1) It is their seasonal dispersal from overwintering sites in fallen logs and other shelters to grassy sites, and / or

2) They are searching for mates.

Millipedes are most problematic around homes near or in woods or those with extensive naturalized areas around foundations. Millipedes can be so abundant in these situations that there is no effective response other than waiting for their activity to end.

Figure 1. Flatbacked millipede – note two pairs of legs per body segment. (Photo: B. Newton)

Figure 1. Flatbacked millipede – note two pairs of legs per body segment. (Photo: B. Newton)

Figure 2. Yellow and black flat millipede (Photo: L. Rieske)

Figure 2. Yellow and black flat millipede (Photo: L. Rieske)

Figure 3. The North American millipede can be up to 4 inches long (Photo: L. Rieske)

Figure 3. The North American millipede can be up to 4 inches long (Photo: L. Rieske)

Managing Millipedes 

Minimize/Eliminate Hiding Places

The most effective, long-term measure to reduce nuisance millipedes (and many other pests) is to minimize humid shelters, especially along foundations.

  • Remove accumulated leaves, tall grass, piles of firewood, etc. along foundations.

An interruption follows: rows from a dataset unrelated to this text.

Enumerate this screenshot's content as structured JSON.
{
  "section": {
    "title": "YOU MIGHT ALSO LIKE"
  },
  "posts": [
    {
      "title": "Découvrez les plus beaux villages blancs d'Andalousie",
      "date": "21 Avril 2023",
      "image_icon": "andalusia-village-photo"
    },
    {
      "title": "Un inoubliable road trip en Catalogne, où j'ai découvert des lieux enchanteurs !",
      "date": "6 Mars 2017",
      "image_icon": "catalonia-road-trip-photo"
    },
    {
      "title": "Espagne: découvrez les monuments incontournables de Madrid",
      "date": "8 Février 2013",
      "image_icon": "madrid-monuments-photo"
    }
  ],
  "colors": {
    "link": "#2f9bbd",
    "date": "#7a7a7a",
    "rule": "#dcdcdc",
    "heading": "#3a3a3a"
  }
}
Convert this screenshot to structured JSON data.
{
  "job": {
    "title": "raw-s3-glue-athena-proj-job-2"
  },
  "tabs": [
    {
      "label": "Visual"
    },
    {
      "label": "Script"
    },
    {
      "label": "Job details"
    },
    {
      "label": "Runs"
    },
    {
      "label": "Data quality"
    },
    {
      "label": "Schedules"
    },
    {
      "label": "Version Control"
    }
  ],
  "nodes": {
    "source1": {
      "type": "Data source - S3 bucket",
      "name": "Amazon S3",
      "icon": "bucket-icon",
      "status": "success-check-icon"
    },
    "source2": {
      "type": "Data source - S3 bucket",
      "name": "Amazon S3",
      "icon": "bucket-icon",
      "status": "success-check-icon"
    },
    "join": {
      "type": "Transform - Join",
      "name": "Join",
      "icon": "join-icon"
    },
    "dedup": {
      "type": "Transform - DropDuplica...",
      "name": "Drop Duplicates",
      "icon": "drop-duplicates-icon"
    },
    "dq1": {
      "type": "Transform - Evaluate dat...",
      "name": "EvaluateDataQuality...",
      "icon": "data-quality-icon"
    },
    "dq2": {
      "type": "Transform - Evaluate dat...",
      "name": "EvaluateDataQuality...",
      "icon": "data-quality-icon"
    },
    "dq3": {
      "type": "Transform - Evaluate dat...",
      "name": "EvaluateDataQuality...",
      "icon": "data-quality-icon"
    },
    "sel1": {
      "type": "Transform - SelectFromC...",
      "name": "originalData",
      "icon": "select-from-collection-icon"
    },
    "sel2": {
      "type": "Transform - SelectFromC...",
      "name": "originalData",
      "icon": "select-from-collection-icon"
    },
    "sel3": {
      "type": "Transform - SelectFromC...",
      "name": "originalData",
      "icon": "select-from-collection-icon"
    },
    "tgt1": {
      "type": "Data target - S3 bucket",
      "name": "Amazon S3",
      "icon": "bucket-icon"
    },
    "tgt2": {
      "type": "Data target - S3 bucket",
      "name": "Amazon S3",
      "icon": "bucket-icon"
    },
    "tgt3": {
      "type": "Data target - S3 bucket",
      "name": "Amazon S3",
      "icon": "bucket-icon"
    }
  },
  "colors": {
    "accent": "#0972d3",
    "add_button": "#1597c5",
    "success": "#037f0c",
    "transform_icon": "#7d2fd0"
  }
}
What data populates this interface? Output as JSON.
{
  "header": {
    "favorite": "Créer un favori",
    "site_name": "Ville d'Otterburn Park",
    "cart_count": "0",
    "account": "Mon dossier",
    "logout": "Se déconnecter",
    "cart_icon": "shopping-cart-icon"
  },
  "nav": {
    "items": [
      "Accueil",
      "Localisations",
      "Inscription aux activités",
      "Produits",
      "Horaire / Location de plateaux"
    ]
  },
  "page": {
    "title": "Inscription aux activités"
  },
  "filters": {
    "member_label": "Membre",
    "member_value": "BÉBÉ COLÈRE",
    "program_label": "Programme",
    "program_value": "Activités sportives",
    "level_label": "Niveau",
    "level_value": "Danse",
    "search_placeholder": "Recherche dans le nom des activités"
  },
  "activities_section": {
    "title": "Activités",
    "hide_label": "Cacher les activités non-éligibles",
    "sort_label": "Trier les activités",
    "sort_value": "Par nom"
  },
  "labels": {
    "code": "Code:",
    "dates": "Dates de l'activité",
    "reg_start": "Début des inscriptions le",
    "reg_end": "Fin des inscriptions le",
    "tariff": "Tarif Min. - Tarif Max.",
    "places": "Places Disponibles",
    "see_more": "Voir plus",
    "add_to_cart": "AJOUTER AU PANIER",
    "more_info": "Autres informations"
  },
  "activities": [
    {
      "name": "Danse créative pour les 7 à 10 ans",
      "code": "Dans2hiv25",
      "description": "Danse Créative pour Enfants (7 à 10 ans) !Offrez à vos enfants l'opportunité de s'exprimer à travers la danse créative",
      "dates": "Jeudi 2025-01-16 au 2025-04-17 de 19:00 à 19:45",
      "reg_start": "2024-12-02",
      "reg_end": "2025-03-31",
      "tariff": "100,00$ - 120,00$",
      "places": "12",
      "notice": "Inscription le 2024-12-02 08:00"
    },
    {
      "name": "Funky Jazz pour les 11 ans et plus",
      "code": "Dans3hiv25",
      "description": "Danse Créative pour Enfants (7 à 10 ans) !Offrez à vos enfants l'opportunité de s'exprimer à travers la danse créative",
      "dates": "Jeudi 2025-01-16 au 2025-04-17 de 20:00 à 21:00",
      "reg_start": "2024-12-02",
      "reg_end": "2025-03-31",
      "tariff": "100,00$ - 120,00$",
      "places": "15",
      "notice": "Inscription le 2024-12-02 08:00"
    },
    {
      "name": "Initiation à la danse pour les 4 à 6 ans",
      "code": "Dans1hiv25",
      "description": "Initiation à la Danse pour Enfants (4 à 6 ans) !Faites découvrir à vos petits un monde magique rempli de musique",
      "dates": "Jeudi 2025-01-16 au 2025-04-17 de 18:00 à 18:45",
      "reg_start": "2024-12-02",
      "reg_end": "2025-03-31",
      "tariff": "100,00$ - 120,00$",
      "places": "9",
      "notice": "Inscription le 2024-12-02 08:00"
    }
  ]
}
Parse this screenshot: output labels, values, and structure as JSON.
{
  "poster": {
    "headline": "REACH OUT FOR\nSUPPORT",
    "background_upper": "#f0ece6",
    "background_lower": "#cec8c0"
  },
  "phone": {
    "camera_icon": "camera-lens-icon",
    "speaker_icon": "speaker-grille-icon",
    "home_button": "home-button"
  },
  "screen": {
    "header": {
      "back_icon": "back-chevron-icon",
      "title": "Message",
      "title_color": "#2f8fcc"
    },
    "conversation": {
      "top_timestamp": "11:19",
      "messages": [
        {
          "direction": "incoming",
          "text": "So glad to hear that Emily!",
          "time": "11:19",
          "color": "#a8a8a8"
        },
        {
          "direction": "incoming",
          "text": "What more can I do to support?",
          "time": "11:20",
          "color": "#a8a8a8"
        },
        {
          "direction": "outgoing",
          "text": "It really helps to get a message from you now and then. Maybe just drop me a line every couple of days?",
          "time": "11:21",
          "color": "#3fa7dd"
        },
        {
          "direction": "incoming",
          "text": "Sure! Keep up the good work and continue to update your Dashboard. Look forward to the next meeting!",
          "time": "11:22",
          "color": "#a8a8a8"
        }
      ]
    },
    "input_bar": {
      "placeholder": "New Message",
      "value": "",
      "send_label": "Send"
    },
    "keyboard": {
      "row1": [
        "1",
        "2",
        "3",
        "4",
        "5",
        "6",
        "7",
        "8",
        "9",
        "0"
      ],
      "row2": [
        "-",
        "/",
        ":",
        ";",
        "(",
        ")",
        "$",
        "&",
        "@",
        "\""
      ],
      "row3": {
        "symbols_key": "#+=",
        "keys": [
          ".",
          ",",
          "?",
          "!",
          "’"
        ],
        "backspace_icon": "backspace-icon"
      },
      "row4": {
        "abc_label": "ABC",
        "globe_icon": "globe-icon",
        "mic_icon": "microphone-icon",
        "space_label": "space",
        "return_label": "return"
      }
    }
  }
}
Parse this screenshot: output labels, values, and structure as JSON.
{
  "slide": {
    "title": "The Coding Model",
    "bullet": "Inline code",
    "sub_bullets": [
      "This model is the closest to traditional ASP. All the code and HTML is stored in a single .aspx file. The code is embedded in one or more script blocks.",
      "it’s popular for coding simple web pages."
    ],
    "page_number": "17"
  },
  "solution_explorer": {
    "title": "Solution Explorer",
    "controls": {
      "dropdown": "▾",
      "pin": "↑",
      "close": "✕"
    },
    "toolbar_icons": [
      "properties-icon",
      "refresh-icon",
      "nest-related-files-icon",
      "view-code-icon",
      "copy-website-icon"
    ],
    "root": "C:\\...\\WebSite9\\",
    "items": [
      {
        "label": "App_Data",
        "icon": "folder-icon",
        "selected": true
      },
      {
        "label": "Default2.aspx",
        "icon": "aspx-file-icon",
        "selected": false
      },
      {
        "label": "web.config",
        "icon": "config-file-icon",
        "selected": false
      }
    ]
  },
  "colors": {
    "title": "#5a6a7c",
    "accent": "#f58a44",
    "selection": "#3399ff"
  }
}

These items often attract and harbor pests. Items that cannot be removed should be elevated to allow air circulation and drying.
  • Divert water from the foundation wall with properly functioning gutters, down spouts, and splash blocks. Leaking faucets, water pipes, and air conditioning units should be repaired. Lawn sprinklers should be adjusted to minimize puddling. Excess rainfall or overwatering also may contribute to millipede problems.

Insecticides

Various lawn and garden insecticides containing synthetic pyrethroids (e.g., bifenthrin, cyfluthrin, Deltamethrin, or permethrin) may provide some control outdoors, but the hard exoskeleton of these creatures protects them, leading to uneven results. Treatment can be accomplished with a compressed air “pump-up” or hose-end sprayer. Dust formulations (e.g., silica get, diatomaceous earth) also work well for treating cracks, weep holes, and similar openings in foundations.

Application of insecticides indoors is of little use in controlling millipedes. Most wandering millipedes that venture indoors soon die from a lack of moisture. Sweep and discard them, as needed.